We went (in 1999) because we weren’t edgy enough. Andrew Denton used to call us prehistoric and dinosaurs.

He had a huge go at us and said we shouldn’t be on air. We used to cop it simply for trying to do a fun show.”

But digging Ray Martin up yet again is almost worth it just for the reminder of what a bitter, petty, humourless, small-minded fellow he still is. Yes, Martin’s taking a swing at John Safran yet again:

Years after his incendiary encounter with Safran, Martin is no closer to forgiving him for what he says was ”a pissant thing to do at the time”. Filming a pilot that never went to air, although the segment made it onto other ABC shows and YouTube, Safran turned up at Martin’s home posing as a TV news reporter.

What was intended to be a stunt exposing the questionable methods of foot-in-the-door shows such as ACA, which Martin at that time presented, turned ugly when Martin’s temper flared. Martin admits he lost his cool, but calmed down when Safran, realising the skit was backfiring, pleaded with Martin.

Unbeknown to Safran or the public, a week before that, guards had been called to Martin’s house after a death threat in the wake of an ACA story about marijuana trafficking.

This is ”context without giving an excuse”, Martin says. ”[ABC chairman] Brian Johns apologised to my wife, sent a bunch of flowers and said … it wouldn’t go to air. Three weeks later, it did. I put my hand up for being thin-skinned about these things, because in this business there are cheap shots and what you throw at people you should cop, but it was just singularly unfunny to come along.

”I thought it was The Footy Show doing something. Andrew Denton tells me I’d like [Safran], but I don’t think so. He’s a serial pest.”

On this occasion, it seems Martin gets the last word.

(hey, Fairfax fine-diner Paul Kalina, less of the sad clown face: Martin only gets the last word because you wrote your story that way.)

Of course, Ray has form in this area, and not just with regards to Safran. Remember this dummy-spit?

Seasoned presenter Ray Martin has long bemoaned the fact he does not have his own chat show and went so far as to speak enviously of Enough Rope.

Martin received widespread scorn late last year when he said: ‘‘Clearly before Denton’s Enough Rope was on, I owned the genre.

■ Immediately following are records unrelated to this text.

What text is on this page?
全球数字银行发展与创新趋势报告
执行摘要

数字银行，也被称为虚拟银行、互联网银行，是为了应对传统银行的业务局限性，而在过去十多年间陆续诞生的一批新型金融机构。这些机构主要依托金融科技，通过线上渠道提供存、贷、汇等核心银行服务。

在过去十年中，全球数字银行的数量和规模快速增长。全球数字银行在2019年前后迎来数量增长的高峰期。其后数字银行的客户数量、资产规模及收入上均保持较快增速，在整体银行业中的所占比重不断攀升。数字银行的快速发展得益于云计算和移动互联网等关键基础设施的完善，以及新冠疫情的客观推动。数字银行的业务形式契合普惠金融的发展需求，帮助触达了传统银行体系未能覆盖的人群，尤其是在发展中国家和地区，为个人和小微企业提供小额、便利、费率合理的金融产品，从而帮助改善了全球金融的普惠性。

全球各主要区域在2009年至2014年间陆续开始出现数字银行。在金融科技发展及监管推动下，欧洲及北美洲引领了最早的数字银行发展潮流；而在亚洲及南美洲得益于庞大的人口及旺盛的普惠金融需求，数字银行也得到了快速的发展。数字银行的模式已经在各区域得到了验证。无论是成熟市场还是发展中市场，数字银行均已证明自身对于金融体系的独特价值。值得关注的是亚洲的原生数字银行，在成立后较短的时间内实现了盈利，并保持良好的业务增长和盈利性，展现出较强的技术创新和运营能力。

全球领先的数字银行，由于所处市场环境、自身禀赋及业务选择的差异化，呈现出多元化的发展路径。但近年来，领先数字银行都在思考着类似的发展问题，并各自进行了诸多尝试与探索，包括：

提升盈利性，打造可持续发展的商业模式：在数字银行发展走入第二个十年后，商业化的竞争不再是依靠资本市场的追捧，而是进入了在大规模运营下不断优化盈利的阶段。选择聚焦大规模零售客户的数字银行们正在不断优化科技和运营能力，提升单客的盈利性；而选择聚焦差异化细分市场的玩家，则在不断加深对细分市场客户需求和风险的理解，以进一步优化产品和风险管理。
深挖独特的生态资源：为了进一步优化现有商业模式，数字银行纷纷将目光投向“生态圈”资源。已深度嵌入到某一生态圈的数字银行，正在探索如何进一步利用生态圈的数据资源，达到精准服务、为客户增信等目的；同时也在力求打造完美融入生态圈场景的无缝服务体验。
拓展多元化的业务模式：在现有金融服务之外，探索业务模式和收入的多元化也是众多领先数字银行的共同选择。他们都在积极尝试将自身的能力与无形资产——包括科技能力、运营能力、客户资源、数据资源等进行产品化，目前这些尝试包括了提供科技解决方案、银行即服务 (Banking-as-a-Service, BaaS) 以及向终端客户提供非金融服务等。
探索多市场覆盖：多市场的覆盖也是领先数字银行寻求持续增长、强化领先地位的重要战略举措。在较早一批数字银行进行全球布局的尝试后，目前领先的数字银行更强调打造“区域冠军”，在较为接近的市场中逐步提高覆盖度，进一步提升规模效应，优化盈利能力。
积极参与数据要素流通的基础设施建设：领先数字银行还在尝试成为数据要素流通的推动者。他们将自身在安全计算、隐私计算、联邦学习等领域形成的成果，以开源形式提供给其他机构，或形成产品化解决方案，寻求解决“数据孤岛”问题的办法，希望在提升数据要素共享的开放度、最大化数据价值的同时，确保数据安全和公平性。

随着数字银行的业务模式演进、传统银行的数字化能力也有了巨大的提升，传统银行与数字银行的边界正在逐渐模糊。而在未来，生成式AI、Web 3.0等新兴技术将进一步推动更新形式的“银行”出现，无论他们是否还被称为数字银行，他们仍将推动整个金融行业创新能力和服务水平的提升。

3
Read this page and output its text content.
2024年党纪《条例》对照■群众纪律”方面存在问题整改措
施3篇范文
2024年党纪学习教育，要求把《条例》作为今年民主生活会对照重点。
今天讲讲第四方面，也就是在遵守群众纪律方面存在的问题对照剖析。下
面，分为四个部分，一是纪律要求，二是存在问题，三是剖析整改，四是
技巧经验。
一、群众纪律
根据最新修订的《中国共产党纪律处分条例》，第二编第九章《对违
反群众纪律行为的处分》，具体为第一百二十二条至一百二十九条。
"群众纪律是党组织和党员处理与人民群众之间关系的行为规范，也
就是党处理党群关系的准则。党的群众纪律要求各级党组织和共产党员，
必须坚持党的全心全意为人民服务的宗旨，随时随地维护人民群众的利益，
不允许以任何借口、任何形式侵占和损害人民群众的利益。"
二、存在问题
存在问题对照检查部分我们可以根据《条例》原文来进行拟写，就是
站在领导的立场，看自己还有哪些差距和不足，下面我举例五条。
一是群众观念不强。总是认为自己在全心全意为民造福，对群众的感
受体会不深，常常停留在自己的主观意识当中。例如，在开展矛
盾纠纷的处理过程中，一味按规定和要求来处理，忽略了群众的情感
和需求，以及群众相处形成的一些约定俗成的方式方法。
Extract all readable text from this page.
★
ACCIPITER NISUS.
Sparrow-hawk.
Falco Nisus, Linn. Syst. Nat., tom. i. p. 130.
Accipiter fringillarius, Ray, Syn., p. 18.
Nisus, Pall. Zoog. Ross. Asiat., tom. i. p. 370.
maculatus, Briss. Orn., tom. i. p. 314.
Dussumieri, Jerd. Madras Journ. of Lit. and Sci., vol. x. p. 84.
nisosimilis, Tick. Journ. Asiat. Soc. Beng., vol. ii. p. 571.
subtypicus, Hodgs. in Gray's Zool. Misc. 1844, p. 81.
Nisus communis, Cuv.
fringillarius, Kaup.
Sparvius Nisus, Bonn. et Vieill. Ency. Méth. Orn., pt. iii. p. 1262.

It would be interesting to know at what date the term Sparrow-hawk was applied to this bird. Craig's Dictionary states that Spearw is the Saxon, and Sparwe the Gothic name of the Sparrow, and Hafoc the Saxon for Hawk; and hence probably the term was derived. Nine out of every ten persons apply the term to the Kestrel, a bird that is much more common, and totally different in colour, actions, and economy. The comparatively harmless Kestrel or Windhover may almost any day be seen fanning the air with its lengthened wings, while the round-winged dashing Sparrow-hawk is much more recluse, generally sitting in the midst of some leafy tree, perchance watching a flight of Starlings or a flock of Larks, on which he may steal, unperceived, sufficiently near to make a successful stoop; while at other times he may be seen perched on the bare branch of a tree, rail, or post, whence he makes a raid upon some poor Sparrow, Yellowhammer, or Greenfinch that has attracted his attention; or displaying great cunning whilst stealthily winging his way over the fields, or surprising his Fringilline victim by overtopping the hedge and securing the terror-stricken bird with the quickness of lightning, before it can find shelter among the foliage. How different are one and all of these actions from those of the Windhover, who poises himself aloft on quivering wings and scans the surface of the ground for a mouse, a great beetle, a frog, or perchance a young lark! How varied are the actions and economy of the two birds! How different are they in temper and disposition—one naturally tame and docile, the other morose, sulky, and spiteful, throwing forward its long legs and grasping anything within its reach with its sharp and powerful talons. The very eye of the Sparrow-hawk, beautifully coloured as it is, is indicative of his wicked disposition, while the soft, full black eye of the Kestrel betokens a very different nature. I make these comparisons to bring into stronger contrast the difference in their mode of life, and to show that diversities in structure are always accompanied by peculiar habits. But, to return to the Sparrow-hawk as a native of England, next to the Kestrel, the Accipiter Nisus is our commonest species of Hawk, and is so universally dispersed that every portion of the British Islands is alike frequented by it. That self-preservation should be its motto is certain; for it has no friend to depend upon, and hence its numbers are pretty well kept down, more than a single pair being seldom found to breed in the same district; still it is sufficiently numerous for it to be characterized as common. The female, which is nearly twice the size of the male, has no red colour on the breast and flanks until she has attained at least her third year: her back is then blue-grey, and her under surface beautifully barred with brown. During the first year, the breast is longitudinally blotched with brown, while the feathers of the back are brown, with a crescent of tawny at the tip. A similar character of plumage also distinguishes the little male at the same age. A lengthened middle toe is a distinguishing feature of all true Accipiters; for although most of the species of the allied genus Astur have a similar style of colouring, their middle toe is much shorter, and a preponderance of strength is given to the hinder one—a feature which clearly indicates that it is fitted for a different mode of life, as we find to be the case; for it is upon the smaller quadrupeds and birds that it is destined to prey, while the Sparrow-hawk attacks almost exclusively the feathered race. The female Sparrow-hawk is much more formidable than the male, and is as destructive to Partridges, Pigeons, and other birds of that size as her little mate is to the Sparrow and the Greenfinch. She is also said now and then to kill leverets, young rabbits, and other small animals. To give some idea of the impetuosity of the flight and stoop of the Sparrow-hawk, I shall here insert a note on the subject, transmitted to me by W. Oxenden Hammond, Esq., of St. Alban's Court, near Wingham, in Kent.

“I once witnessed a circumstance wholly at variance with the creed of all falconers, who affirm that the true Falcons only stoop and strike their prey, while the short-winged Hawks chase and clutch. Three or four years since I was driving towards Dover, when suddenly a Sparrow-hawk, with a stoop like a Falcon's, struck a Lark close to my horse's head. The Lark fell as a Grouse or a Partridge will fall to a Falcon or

‘‘There’s a bloody big hole in TV outside of what Denton does. I saw the John Laws interview and thought ‘S—, I should have done that. I know Lawsy well and he would have talked to me and we don’t have a spot at the moment’.

‘‘I have 40 specials I’ve done literally while Andrew was still at uni. That’s not to put him down for a second. It seems silly not to have me do it.”

Jesus Christ, do these entitled old farts ever stop whining about how they’ve been hard done by? “Context without giving an excuse”? To use a phrase synonymous with one of Martin’ contemporaries, “pigs arse”. The only problem with Safran’s sketch is – no, not “he didn’t go far enough”, give us some credit – but that simply using Martin’s tactics back on him doesn’t make those tactics right. “How would you like it”, is hardly basis for a decent argument, no matter how oh so very satisfying it is to see Martin crack the shits.

The other problem with all this upper-echelon Baby Boomer media hand-wringing is that you might come away from it all thinking that Andrew Denton is some kind of cutting-edge shit-stirring nice guy. Fortunately, there’s a cure for that, and it’s screening  around 11pm Friday nights on ABC1. Yes, Randling is back on the air. The fuck?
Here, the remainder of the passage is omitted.